天野:このシーンの晃彦は大きく分けて2つのショックを受けているかと思います。

 1つ目に、住む世界の異なる存在だと思っていた梅子が自由になれない現実を抱えていたことを知り、晃彦は彼女のことを自分と同じ人間だと思えるようになっていました。しかし、その直後に梅子が東京へ行くことを知り、改めて立場の違いを知ったことでショックを受けました。

 2つ目に、晃彦は夢を諦めてスッキリとした気持ちを感じていたのに、梅子は夢をかなえようとしているということが晃彦には裏切りのように思えてしまい、劣等感が強まってしまったというショックがあります。ふたりの距離が1度近づいたからこその苦しみの表情だと思います。

ーー創作活動をはじめたきっかけを教えてください。

天野:昔から漫画が大好きで、家にあった『うしおととら』、『らんま1/2』といったサンデー系列の漫画をよく読んでいました。今サンデーさんにお世話になっているのも、小さいころに読んでいた漫画の影響が大きいと思います。

 中学生のころに陸上競技をやっていたのですが、進路選択の際に陸上と漫画の2択で漫画を選び、高校時代から本格的に描くようになりました。就職活動をすることに近いイメージで漫画を描いていたと思います。

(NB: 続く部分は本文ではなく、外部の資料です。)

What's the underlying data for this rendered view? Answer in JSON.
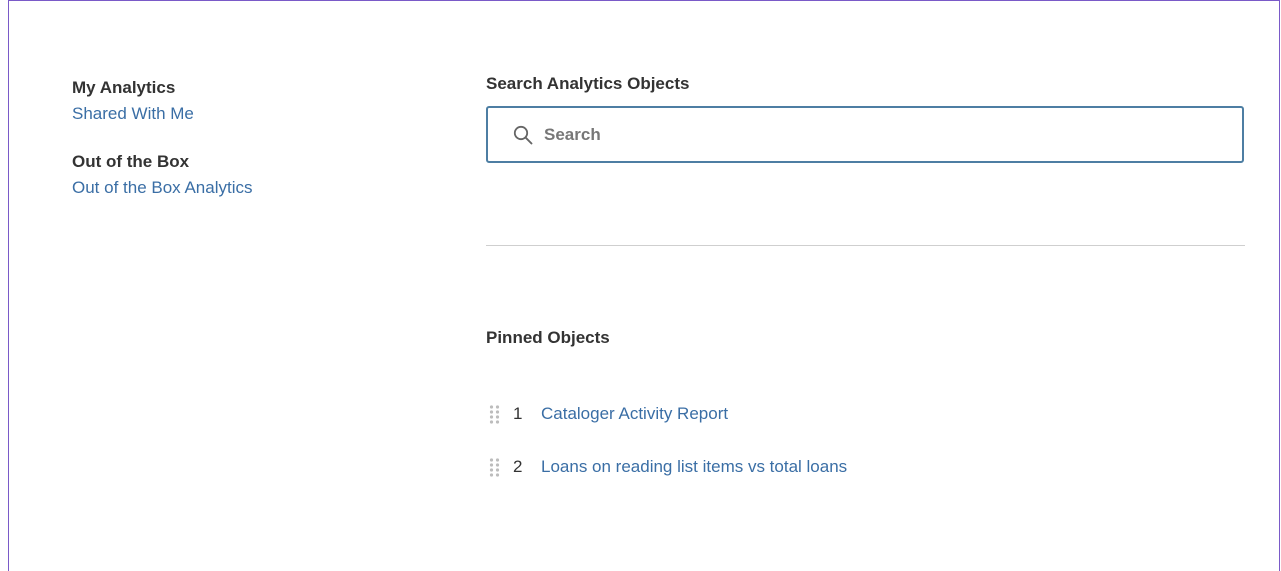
{
  "sidebar": {
    "sections": [
      {
        "heading": "My Analytics",
        "link": "Shared With Me"
      },
      {
        "heading": "Out of the Box",
        "link": "Out of the Box Analytics"
      }
    ]
  },
  "search": {
    "title": "Search Analytics Objects",
    "placeholder": "Search",
    "value": "",
    "icon": "search-icon"
  },
  "pinned": {
    "title": "Pinned Objects",
    "items": [
      {
        "index": "1",
        "label": "Cataloger Activity Report"
      },
      {
        "index": "2",
        "label": "Loans on reading list items vs total loans"
      }
    ]
  },
  "colors": {
    "link": "#3a6ea5",
    "border_accent": "#7a5ac8",
    "search_border": "#4d7ea3"
  }
}
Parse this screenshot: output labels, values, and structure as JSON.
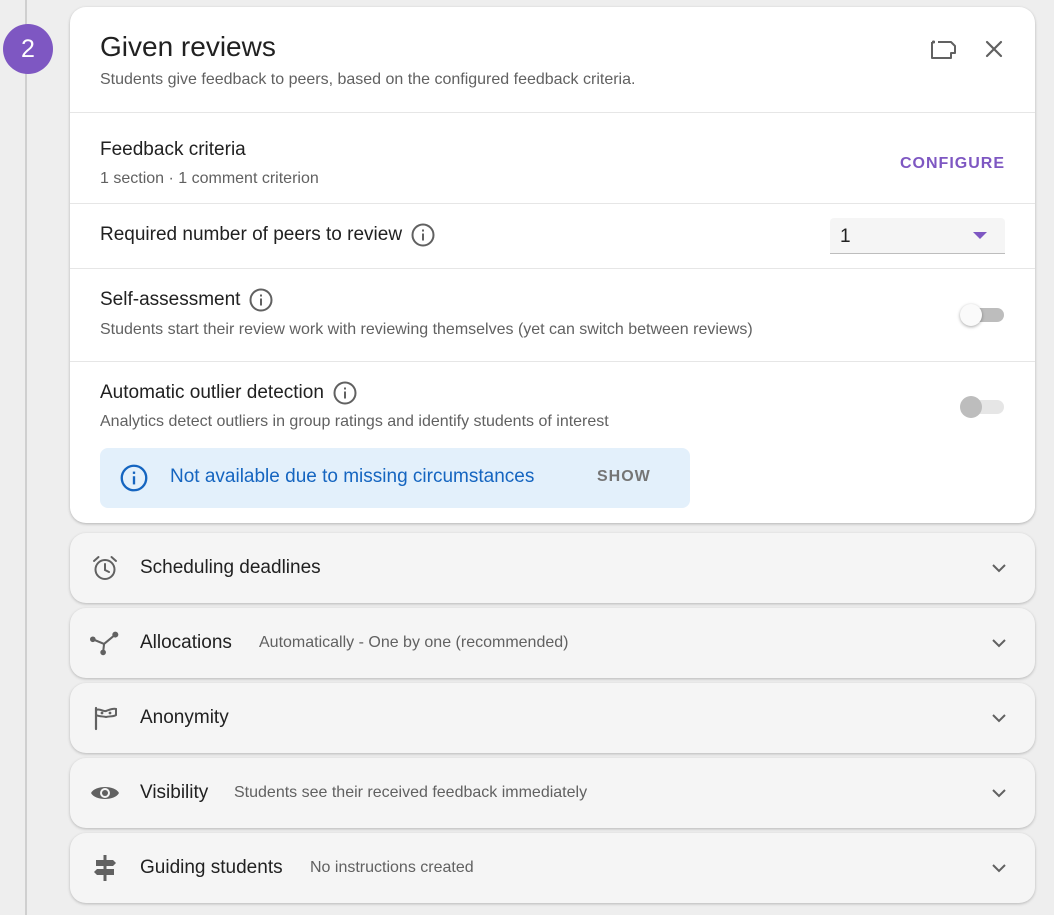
{
  "step": {
    "number": "2"
  },
  "header": {
    "title": "Given reviews",
    "subtitle": "Students give feedback to peers, based on the configured feedback criteria.",
    "add_icon": "add-section-icon",
    "close_icon": "close-icon"
  },
  "feedback_criteria": {
    "title": "Feedback criteria",
    "summary": "1 section · 1 comment criterion",
    "action_label": "CONFIGURE"
  },
  "peers": {
    "title": "Required number of peers to review",
    "selected": "1"
  },
  "self_assessment": {
    "title": "Self-assessment",
    "description": "Students start their review work with reviewing themselves (yet can switch between reviews)",
    "enabled": false
  },
  "outlier_detection": {
    "title": "Automatic outlier detection",
    "description": "Analytics detect outliers in group ratings and identify students of interest",
    "enabled": false,
    "disabled": true,
    "notice": {
      "text": "Not available due to missing circumstances",
      "action_label": "SHOW"
    }
  },
  "accordions": [
    {
      "title": "Scheduling deadlines",
      "subtitle": "",
      "icon": "alarm-icon"
    },
    {
      "title": "Allocations",
      "subtitle": "Automatically - One by one (recommended)",
      "icon": "share-icon"
    },
    {
      "title": "Anonymity",
      "subtitle": "",
      "icon": "mask-icon"
    },
    {
      "title": "Visibility",
      "subtitle": "Students see their received feedback immediately",
      "icon": "eye-icon"
    },
    {
      "title": "Guiding students",
      "subtitle": "No instructions created",
      "icon": "signpost-icon"
    }
  ],
  "colors": {
    "accent": "#7e57c2",
    "notice_bg": "#e3f0fb",
    "notice_text": "#1565c0"
  }
}
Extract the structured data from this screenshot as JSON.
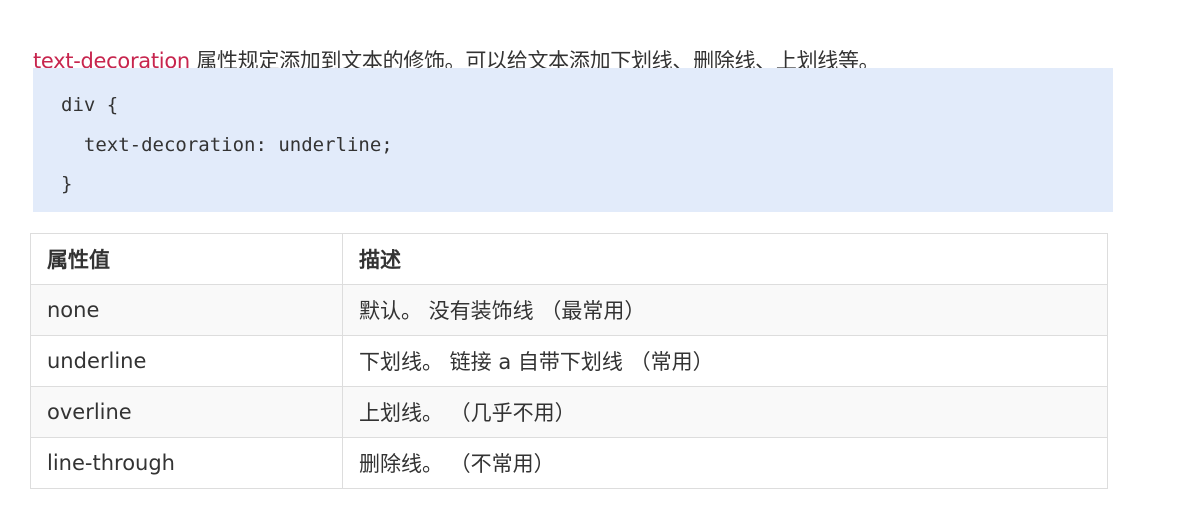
{
  "intro": {
    "keyword": "text-decoration",
    "text": " 属性规定添加到文本的修饰。可以给文本添加下划线、删除线、上划线等。"
  },
  "code": [
    "div {",
    "  text-decoration: underline;",
    "}"
  ],
  "table": {
    "headers": [
      "属性值",
      "描述"
    ],
    "rows": [
      [
        "none",
        "默认。 没有装饰线 （最常用）"
      ],
      [
        "underline",
        "下划线。 链接 a 自带下划线 （常用）"
      ],
      [
        "overline",
        "上划线。 （几乎不用）"
      ],
      [
        "line-through",
        "删除线。 （不常用）"
      ]
    ]
  },
  "colors": {
    "keyword": "#c7254e",
    "code_background": "#e2ebfa",
    "table_border": "#dddddd",
    "row_stripe": "#f9f9f9"
  }
}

ーー高校生のころから本格的に漫画家を目指すようになったのですね。

天野:高校2、3年生で漫画の持ち込みをしたのですが、2回目の持ち込みをした際に今もお世話になっている担当さんに就いてもらいました。そのあと漫画に関する学科のある大学へ進学し、大学4年生のときには短期連載をさせてもらいました。ただ卒業制作も4年生からなので、『車輪の唄』の制作はあまり時間の余裕がなかったです。

ーー今後の目標を教えてください。

天野:大学を卒業して本格的に漫画家を目指すという段階なので、まずは連載を目指していきたいです。読んでいて感動できる作品はすばらしいなと思うので、そんな作品をつくれたらなと思っています。